Тимофей Тимофеевич вздохнул горестно, голову опустил:
– Он меня и за отца-то не считает, захочет ли от меня наследство получить? Поди, побрезгует.
Ольга Макаровна задумчиво пальчиками по подлокотнику кресла побарабанила. Да, Андрей Александрович щепетилен до невозможности, господина Волкова отцом ни разу не называл и вряд ли станет, может от денег и отказаться, тем более, что сам не бедствует. В богатой-то да любящей семье легко честь с гордостью сохранить, а вот попробуй-ка человеком остаться, когда выживать приходится!
– А Вы его часть наследства как свадебный подарок отпишите, да не ему, а его невесте, – Ольга озорно улыбнулась, – от подарка отказываться неприлично, раз, Юлия Романовна к Вам весьма тепло относится, два, спорить с невестой и молодой женой завсегда себе дороже, Штольман тому яркий пример, три.
По морщинистым губам Тимофея Тимофеевича пробежала лёгкая улыбка. Старик помолчал, силясь проглотить вставший в горле колючий ком, и хрипло прошептал:
– Умница.
Ольга беспечно плечиком дёрнула:
– Я знаю.
– И скромностью со стыдливостью излишней не изуродована. Поживёшь со мной? Характер у меня суровый, да я думаю, ты справишься.
Ольга губки покусала, принахмурилась, опять пальчиками побарабанила. Соблазн, спору нет, большой, только барышня уже давно зареклась соглашаться опрометчиво, толком всё не взвесив и не обдумав.
– Пожалуй, – барышня отбросила за спину огненно-рыжие пряди и чуть наморщила носик, – я склонна принять Ваше предложение. В крайнем случае, уехать я всегда смогу.
Господин Волков хмыкнул, про себя решив, что ни за что не отпустит эту яркую, словно сама жизнь девушку и непременно добьётся того, чтобы и она сама, и её супруг, а также их дети остались жить в этом доме. Тот факт, что Ольга Макаровна о замужестве и не помышляла, Тимофея Тимофеевича не смущал ничуть. Какая разница, о чём барышня думает, главное, что решил отвечающий за неё мужчина! И вообще, для самой Ольги, этого старого дома, как и для его пожилого хозяина, всё только начинается! И много всего хорошего ждёт впереди.
***
Оставшись с Василисой наедине, Антон Андреевич с неудовольствием понял, что дар речи решительно оставляет его. Барышня тоже молчала, стыдливо теребя оборку на платье и изредка бросая на Коробейникова полные тайной надежды и смятения взгляды.
– Погода сегодня какая чудная, – выдавил следователь и посмотрел на мелкий дождь за окном.
Василиса мягко виновато улыбнулась:
– Я не очень люблю дождь, Вы уж простите великодушно.
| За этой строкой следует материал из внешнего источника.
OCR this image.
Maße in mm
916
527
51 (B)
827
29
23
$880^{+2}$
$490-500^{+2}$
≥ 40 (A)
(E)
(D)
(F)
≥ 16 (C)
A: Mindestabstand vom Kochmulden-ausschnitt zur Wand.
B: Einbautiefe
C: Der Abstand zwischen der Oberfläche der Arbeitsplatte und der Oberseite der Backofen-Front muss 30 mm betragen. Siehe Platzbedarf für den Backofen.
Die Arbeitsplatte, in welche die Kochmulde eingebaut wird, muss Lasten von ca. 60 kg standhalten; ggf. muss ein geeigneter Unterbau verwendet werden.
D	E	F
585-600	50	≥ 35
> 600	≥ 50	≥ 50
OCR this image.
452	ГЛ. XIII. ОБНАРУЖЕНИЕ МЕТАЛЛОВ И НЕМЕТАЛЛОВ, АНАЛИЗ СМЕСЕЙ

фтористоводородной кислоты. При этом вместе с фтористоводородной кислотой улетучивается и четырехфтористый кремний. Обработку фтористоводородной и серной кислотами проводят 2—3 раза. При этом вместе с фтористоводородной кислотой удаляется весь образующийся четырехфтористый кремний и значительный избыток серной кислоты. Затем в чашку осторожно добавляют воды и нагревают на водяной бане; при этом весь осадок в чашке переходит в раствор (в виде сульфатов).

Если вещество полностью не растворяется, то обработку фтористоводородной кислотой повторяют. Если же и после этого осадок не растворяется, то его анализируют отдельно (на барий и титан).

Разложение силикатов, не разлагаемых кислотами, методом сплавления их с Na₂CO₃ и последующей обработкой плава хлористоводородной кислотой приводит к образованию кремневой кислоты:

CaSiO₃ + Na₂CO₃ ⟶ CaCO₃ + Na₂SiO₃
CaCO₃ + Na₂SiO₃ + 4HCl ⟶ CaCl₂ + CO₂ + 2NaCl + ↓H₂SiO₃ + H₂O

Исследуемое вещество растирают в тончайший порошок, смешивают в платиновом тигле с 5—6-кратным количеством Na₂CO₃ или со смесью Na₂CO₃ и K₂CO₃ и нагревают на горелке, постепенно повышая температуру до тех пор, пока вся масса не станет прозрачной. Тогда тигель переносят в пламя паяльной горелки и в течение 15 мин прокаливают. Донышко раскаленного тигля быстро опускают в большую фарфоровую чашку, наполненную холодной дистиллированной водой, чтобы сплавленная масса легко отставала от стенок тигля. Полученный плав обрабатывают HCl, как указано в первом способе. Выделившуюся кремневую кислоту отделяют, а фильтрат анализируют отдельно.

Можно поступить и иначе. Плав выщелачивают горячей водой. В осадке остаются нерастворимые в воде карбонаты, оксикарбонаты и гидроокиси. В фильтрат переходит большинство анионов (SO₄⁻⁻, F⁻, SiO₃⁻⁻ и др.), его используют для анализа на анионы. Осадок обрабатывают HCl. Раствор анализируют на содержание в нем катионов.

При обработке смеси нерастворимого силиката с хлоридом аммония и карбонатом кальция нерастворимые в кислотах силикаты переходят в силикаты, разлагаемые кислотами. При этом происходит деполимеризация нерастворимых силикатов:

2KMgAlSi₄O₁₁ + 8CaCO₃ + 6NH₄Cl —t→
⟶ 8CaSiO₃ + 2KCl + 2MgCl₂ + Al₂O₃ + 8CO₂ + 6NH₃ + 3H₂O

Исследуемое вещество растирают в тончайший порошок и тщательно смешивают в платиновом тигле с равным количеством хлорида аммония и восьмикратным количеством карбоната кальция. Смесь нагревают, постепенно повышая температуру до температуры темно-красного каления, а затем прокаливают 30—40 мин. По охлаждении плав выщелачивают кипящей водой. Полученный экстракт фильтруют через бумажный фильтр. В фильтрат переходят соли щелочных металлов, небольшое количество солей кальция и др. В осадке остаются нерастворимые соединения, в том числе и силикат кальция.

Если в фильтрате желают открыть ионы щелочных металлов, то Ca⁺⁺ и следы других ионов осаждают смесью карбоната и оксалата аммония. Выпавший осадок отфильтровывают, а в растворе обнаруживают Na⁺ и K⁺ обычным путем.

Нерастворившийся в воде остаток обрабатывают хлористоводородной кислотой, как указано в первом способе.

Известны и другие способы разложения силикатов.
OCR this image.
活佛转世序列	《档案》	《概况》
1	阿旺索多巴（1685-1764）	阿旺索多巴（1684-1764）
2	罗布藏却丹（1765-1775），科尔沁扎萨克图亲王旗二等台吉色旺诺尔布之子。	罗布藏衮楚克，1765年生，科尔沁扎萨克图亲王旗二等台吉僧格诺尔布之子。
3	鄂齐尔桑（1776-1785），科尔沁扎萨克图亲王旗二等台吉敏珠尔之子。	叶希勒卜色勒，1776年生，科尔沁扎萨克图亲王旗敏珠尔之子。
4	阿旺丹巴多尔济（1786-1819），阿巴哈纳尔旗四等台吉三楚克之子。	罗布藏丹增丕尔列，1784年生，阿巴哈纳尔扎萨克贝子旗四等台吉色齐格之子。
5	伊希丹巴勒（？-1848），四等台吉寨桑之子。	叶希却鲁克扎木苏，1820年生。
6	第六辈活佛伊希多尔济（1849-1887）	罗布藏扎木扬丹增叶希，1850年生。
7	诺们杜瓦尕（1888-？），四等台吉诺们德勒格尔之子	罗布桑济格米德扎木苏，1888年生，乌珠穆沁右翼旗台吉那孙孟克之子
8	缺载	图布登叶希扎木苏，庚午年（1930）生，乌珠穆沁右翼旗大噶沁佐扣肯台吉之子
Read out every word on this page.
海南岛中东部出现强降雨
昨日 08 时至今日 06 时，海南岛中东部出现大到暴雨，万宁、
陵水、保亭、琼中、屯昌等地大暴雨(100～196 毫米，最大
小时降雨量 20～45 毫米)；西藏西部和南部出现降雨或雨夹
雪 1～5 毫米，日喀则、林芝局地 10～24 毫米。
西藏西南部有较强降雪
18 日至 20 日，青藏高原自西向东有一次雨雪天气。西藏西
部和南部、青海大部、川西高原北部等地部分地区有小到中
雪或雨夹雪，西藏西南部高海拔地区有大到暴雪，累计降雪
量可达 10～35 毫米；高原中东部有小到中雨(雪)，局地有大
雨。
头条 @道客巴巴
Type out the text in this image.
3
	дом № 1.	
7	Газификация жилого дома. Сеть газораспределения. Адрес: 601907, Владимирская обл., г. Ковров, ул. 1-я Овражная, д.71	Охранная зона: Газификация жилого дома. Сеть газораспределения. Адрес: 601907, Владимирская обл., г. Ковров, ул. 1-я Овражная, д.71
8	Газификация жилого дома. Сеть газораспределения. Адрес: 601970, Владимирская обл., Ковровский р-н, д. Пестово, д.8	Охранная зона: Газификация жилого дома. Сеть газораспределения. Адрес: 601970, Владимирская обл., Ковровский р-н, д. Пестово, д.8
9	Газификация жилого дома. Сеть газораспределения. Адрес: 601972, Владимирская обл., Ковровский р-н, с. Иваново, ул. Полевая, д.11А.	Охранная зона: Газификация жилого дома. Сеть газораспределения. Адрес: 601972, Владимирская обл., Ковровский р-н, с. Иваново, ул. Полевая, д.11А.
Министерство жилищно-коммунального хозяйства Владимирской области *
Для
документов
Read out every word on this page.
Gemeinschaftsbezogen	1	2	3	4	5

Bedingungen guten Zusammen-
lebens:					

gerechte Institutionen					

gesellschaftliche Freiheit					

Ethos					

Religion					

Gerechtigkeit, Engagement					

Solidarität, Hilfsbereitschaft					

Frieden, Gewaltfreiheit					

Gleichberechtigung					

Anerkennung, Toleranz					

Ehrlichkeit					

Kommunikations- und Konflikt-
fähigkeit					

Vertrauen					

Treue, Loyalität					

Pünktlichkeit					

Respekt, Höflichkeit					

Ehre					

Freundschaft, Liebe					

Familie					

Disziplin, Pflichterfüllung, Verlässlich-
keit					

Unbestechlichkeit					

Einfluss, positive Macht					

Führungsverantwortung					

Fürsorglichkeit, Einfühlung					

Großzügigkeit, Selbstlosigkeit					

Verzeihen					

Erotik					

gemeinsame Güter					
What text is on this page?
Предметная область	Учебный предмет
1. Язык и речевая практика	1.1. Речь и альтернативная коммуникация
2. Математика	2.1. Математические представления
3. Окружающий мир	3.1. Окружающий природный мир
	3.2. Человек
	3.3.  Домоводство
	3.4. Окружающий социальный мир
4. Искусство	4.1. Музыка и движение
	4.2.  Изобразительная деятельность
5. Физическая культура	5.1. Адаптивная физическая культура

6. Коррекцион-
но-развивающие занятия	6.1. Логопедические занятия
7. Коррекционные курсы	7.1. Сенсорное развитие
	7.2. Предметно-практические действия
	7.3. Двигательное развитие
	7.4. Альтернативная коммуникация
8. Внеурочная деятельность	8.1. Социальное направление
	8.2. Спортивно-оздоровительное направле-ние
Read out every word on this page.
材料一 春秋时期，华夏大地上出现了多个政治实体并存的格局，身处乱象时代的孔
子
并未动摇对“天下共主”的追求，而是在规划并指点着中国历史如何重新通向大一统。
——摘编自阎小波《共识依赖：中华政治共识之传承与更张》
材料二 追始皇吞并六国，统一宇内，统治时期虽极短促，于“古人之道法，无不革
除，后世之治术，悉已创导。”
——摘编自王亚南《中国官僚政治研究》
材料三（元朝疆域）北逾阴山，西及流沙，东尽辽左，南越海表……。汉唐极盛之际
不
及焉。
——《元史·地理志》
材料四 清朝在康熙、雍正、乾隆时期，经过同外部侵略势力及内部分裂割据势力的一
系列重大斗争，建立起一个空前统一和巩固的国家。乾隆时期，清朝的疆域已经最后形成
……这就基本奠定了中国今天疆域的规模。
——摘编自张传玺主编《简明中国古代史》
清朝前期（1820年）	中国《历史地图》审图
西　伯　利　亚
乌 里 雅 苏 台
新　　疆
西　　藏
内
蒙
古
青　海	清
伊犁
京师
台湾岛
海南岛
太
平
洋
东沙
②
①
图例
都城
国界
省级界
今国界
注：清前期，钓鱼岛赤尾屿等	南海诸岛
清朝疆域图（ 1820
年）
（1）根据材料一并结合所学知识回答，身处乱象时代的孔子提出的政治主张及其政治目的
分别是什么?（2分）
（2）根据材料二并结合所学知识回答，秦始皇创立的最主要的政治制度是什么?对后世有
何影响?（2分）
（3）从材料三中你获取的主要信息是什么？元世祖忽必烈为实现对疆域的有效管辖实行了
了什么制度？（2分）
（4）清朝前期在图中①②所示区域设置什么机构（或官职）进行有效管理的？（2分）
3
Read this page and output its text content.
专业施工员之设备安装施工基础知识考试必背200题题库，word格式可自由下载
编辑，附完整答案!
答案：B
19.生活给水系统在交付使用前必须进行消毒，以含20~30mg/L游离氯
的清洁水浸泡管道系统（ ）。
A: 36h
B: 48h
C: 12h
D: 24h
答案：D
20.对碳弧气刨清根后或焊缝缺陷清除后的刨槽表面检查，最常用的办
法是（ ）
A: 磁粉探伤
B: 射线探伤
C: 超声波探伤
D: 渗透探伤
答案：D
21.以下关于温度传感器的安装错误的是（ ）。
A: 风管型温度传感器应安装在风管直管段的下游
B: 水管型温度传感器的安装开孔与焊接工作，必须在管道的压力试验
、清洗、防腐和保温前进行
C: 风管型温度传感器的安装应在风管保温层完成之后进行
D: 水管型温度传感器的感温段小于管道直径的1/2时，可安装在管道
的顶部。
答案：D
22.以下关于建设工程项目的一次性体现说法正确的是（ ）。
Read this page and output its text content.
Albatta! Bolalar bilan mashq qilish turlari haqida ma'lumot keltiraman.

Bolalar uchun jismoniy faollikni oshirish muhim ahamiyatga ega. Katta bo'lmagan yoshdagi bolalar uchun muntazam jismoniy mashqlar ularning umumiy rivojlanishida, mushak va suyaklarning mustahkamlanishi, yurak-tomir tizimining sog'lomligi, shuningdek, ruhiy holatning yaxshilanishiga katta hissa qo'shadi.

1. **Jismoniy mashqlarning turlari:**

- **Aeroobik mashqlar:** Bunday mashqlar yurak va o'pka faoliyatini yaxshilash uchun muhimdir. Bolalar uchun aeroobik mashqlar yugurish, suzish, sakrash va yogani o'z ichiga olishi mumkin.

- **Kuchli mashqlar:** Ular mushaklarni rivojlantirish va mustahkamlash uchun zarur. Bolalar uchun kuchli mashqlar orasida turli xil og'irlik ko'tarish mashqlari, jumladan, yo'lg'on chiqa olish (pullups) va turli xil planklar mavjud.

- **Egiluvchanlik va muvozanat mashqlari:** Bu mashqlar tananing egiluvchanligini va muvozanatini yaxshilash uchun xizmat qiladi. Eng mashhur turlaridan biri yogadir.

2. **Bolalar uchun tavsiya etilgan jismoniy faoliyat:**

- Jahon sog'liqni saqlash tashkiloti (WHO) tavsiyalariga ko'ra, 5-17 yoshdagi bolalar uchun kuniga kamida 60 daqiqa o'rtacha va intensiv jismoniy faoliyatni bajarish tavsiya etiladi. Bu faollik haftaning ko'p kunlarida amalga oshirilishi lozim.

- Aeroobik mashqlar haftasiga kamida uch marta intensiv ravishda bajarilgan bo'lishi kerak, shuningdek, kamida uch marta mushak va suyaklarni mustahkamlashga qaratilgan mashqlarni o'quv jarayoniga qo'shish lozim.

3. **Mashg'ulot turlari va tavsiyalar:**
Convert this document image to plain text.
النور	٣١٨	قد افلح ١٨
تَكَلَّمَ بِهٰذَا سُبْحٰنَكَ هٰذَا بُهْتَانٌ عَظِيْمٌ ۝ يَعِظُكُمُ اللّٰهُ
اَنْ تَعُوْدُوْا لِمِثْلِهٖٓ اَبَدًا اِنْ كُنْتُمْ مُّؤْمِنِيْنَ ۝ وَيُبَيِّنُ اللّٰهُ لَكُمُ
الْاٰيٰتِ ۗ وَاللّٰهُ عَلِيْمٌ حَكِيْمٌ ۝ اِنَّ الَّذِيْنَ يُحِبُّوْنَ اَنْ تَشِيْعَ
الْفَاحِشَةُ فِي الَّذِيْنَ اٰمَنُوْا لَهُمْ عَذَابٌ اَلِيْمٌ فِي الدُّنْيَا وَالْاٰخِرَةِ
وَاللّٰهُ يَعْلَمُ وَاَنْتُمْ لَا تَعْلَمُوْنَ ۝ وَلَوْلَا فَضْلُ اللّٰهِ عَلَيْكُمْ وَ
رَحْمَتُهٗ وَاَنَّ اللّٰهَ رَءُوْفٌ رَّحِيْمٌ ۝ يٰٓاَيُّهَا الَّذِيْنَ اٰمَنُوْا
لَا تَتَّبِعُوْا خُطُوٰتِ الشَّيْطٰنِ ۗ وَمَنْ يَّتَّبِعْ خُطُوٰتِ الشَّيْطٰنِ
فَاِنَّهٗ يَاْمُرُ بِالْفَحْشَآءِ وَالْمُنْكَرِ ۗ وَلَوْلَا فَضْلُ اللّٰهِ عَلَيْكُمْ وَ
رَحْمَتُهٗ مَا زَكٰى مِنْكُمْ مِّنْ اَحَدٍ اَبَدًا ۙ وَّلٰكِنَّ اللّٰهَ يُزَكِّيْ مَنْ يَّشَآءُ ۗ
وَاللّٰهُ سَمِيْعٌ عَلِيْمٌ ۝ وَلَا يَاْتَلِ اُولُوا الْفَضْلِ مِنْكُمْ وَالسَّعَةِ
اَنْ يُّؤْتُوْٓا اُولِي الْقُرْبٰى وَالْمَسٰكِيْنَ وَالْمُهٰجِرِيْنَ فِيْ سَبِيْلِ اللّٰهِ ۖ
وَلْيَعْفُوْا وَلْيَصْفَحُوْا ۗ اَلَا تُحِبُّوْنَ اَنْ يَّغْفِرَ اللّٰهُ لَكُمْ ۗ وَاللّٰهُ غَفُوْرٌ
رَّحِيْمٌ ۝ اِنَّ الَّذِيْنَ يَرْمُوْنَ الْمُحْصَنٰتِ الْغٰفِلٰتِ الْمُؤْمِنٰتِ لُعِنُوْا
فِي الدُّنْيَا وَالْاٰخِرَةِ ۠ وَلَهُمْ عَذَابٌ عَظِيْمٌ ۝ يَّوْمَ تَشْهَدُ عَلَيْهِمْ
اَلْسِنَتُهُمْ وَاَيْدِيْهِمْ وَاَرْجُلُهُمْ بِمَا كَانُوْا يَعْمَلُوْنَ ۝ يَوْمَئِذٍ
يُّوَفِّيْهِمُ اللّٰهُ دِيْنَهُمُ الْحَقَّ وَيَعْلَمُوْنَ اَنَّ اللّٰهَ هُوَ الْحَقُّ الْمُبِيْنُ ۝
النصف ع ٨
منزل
– Я тоже терпеть не могу сырость, – с готовностью подхватил Коробейников, – и холод тоже. Когда меня Яков Платонович в монастырь отправил...
– В монастырь? – ахнула Василиса. Барышня немного лукавила, Тимофей Тимофеевич искренне восхищался столичным следователем и обо всех расследуемых им делах узнавал во всех деталях, включая то, сколькими пылкими взорами обменялся Штольман с Анной, как долго они гуляли под ручку, да из-за какой напасти опять рассорились.
Так что Васенька прекрасно помнила о математике Демиурге, но предпочла скрыть свою осведомлённость, дабы Антон Андреевич смог её просветить. Мужчинам ведь так важно чувствовать себя значимыми.
Постепенно, вспоминая то одно, то другое дело, Коробейников успокоился и как-то даже для самого себя неожиданно предложил:
– Василиса Ивановна, выходите за меня замуж.
И замер, ожидая решения, некстати вспомнив Глафиру, которой нужны были деньги, деньги и ещё раз деньги, а всё прочее нисколько не интересовало. А вдруг, и эта милейшая барышня окажется корыстной и расчётливой, он же её так мало знает?
– Доход у меня, правда, скромный...
– Я согласна, – прошелестела Василиса и подарила Антону Андреевичу улыбку, милее которой он никогда прежде не видел, – а за доход не волнуйтесь. Мы с Вами молоды, здоровы, сможем себя и своих детишек прокормить. Я ведь всё-всё умею делать, никакой работы не стыжусь.
– Васенька, – прошептал Коробейников, привлекая барышню к себе и нежно целуя, – Василисушка моя.
– Антошенька, – барышня нежно погладила своего героя по щеке, – родненький, самый лучший.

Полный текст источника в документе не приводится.